Tried to convert .xlsx file to .xls by Excel, opened and saved with HSSF but UTF-16 characters was still displayed properply. (In this case, I've used UnicodeString to set UTF-16 characters to cell).

I've checked with 3.12 latest source and same phenomena can be produced. So I think it only happens in XSSF or SXSSF.
Comment 1 Dominik Stadler 2015-08-16 17:18:13 UTC
Please provide some more details so other people can reproduce the problem, i.e. please attache sample files and a self-sufficient piece of code that reproduces the problem, ideally as a unit-test so we can add it to the test-suite for poi.
Comment 2 raveufo 2015-08-17 01:09:55 UTC
Created attachment 33002 [details]
Sample input
Comment 3 raveufo 2015-08-17 01:10:27 UTC
Created attachment 33003 [details]
Sample output
Comment 4 raveufo 2015-08-17 01:13:10 UTC
Created attachment 33004 [details]
Reproduce source code
Comment 5 raveufo 2015-08-17 01:19:11 UTC
(In reply to Dominik Stadler from comment #1)
> Please provide some more details so other people can reproduce the problem,
> i.e. please attache sample files and a self-sufficient piece of code that
> reproduces the problem, ideally as a unit-test so we can add it to the
> test-suite for poi.

I've attached sample input, sample output and the source code I used to reproduce this problem.

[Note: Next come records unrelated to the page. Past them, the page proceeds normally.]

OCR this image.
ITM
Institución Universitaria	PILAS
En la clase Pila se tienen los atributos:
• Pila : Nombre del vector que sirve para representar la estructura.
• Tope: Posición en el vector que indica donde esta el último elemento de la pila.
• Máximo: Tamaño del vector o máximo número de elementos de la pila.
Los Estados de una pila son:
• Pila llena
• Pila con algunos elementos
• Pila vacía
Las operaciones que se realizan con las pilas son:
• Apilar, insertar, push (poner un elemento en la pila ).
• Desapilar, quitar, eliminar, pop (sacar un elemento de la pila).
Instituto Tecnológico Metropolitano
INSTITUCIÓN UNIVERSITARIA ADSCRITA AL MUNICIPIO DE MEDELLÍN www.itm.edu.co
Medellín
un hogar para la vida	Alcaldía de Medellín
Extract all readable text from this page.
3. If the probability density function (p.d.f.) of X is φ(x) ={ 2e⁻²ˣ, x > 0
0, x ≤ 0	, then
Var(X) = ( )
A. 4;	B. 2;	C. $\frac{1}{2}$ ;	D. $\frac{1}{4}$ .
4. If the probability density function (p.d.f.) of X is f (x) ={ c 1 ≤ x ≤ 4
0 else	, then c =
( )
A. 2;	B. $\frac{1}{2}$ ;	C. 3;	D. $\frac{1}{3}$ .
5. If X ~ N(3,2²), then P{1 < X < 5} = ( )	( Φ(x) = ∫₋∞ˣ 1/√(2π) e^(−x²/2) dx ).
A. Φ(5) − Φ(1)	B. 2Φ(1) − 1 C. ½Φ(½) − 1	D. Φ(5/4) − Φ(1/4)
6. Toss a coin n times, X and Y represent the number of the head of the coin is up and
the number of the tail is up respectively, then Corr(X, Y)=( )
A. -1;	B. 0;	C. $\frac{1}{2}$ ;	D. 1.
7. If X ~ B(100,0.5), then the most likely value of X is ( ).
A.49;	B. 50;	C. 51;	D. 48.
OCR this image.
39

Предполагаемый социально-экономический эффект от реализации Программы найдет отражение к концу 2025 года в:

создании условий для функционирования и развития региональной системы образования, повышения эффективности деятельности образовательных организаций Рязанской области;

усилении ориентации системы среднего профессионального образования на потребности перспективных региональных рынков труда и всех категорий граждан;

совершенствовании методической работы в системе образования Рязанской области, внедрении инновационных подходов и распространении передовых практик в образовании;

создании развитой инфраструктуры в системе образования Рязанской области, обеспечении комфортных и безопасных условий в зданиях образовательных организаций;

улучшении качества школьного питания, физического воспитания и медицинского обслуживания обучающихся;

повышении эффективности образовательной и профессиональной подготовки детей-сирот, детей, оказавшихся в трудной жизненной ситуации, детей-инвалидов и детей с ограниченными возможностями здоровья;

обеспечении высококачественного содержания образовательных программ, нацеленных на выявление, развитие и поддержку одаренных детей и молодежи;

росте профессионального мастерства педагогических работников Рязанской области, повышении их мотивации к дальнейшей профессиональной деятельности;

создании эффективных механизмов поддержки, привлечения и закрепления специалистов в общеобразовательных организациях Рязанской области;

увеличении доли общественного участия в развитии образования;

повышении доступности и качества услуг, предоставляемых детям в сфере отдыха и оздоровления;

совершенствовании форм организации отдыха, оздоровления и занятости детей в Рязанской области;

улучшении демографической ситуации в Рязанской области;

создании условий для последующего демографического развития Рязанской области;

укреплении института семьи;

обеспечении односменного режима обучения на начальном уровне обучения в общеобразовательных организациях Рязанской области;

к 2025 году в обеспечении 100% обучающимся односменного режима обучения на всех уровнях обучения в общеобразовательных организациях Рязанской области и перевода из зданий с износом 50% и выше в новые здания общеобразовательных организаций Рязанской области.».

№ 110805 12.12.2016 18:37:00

If I convert the sample input above to .xls file and read/write with HSSF, characters in  output file will be the same with input file
Comment 6 raveufo 2015-08-17 01:20:14 UTC
(In reply to Dominik Stadler from comment #1)
> Please provide some more details so other people can reproduce the problem,
> i.e. please attache sample files and a self-sufficient piece of code that
> reproduces the problem, ideally as a unit-test so we can add it to the
> test-suite for poi.

I've attached sample input, sample output and the source code I used to reproduce this problem.

If I convert the sample input above to .xls file and read/write with HSSF, characters in  output file will be the same with input file
Comment 7 Dominik Stadler 2015-08-17 20:41:56 UTC
This is likely a similar issue as bug 54084 where we debugged the problem to some degree and it seems the XMLBeans third pary library is involved here.
Comment 8 Dominik Stadler 2017-09-21 16:11:47 UTC
As far as I see this will be fixed only by an updated XMLBeans, the related discussion for this is at bug 59268.

*** This bug has been marked as a duplicate of bug 59268 ***